Dos três eixos, a Zona Oeste é a mais viável para o transporte hidroviário de passageiros por causa da demanda existente. O Capibaribe é, na verdade, uma via paralela às avenidas Rui Barbosa e Rosa Silva, que estão com o trânsito saturado. Imagine então trocar o caos do trânsito nessas duas vias por outra sem semáforos, engarrafamentos, buracos ou protestos e, de quebra, uma das mais belas paisagens da cidade. Para se ter uma ideia do que pode significar na prática, a equipe do Diario conferiu em um catamarã o trajeto previsto para o eixo da Zona Oeste, que inclui cinco estações hidroviárias: a estação central do metrô do Recife e o trecho das futuras estações do Derby, Plaza, Caiara e da BR- 101. Devido ao assoreamento a embarcação chegou até o penúltimo trecho. 
Em uma conta simples, marcamos o tempo gasto pelo barco no trecho entre Casa Forte e Jaqueira, de apenas três minutos, e de Casa Forte até o Derby, de 10 minutos. É claro que de carro ou ônibus o tempo tende a ser muito maior devido aos engarrafamentos e semáforos. De acordo com o projeto da Secretaria das Cidades, se aprovado o projeto de navegabilidade, o serviço de transporte público hidroviário será feito por meio de concessão, da mesma forma que ocorre com os ônibus. O modelo das embarcações só será definido posteriormente em edital. Um dos critérios é que as embarcações sejam fechadas, climatizadas e com equipamento de segurança. “Ao contrário dos ônibus, nenhum passageiro poderá ficar de pé. Serão todos sentados e com os equipamentos de proteção”, afirmou a secretária executiva das Cidades, Ana Suassuna. 

A vocação histórica
A primeira tentativa do uso do rio como transporte hidroviário no Recife, segundo o historiador Leonardo Dantas, veio com o prefeito Geraldo Magalhães na década de 1970. Ele chegou a importar da Holanda uma lancha batizada de Garcia D’Avila para ser usada para o transporte de passageiros. Mas a ideia não emplacou. Quatro décadas depois, a navegabilidade como meio de transporte está mais perto de se tornar realidade graças aos investimentos em mobilidade planejados a partir da Copa de 2014.

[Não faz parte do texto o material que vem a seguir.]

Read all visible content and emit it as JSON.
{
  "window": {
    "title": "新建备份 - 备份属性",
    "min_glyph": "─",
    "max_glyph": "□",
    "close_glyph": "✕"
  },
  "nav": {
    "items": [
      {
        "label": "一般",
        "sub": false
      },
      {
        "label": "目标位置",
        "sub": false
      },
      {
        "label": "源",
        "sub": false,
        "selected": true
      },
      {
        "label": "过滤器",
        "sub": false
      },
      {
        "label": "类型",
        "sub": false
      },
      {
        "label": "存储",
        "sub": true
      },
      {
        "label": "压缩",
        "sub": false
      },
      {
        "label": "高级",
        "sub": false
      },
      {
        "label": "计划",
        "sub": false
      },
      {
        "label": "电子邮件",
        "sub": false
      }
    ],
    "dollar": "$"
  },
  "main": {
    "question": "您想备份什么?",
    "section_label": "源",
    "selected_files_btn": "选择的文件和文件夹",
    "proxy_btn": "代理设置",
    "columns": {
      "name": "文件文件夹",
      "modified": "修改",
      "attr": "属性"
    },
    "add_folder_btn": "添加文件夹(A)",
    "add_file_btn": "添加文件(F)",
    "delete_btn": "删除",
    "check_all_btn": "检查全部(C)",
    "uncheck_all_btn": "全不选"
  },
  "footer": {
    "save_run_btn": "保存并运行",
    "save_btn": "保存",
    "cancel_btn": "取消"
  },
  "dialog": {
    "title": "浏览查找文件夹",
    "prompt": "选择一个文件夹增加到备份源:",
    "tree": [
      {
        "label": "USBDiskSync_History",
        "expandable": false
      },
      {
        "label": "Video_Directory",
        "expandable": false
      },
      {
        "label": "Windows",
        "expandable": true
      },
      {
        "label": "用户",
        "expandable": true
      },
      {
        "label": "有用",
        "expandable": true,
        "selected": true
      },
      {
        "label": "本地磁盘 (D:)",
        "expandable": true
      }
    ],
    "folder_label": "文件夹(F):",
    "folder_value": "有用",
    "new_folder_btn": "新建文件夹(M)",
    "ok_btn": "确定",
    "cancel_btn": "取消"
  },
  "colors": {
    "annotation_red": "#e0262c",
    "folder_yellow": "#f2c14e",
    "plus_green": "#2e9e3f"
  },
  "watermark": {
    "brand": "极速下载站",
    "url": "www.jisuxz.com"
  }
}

E o rio é, sem dúvida, um equipamento estratégico. Para se ter uma ideia, em menos de cinco minutos é possível fazer a travessia de um canto a outro do rio, no píer da Jaqueira. O serviço dos barqueiros que funciona há mais de 30 anos é só um dos exemplos de como o rio pode ajudar a reduzir distâncias. Os estudantes Carlos Miranda Lago, 16 anos, e Victor Dias, 16, estudam no Colégio Damas na Avenida Rui Barbosa e moram no bairro da Torre, do outro lado do rio. Para fazer o caminho para a casa de ônibus, eles dizem que gastariam mais de uma hora. “Se tiver algum protesto ou acidente o tempo é ainda maior. Aqui, em 10 minutos a gente está em casa”, revelou Carlos Miranda.
Até o início do século passado as casas da região ribeirinha entre os bairros de Apipucos, Casa Forte e Jaqueira dispunham de píer para atracar as embarcações. Segundo o historiador Leonardo Dantas, tudo era feito de canoa. “Não havia estradas para os engenhos e toda a comunicação vinha pelo rio. As canoas eram como automóveis”.
Se o rio servia de comunicação entre os engenhos, ele também era importante no transporte de mercadorias. Até a década de 1960, contou Dantas, as barcaças faziam o transporte de produtos para o armazém da Alfândega, no Cais de Santa Rita. “O açúcar das usinas era tranportado por barcos, assim como a lenha, o coco, o abacaxi e o cimento”. Imagens cedidas pela Fundação Joaquim Nabuco revelam uma época em que o Cais era o ponto de atracação das barcaças vindas de vários lugares. A passagem até a Alfândega era feita pela Ponte Giratória. A estrutura era aberta para dar passagem aos barcos. Mas com a concorrência do transporte rodoviário, as barcaças deixaram de trazer mercadorias e a ponte perdeu sua função.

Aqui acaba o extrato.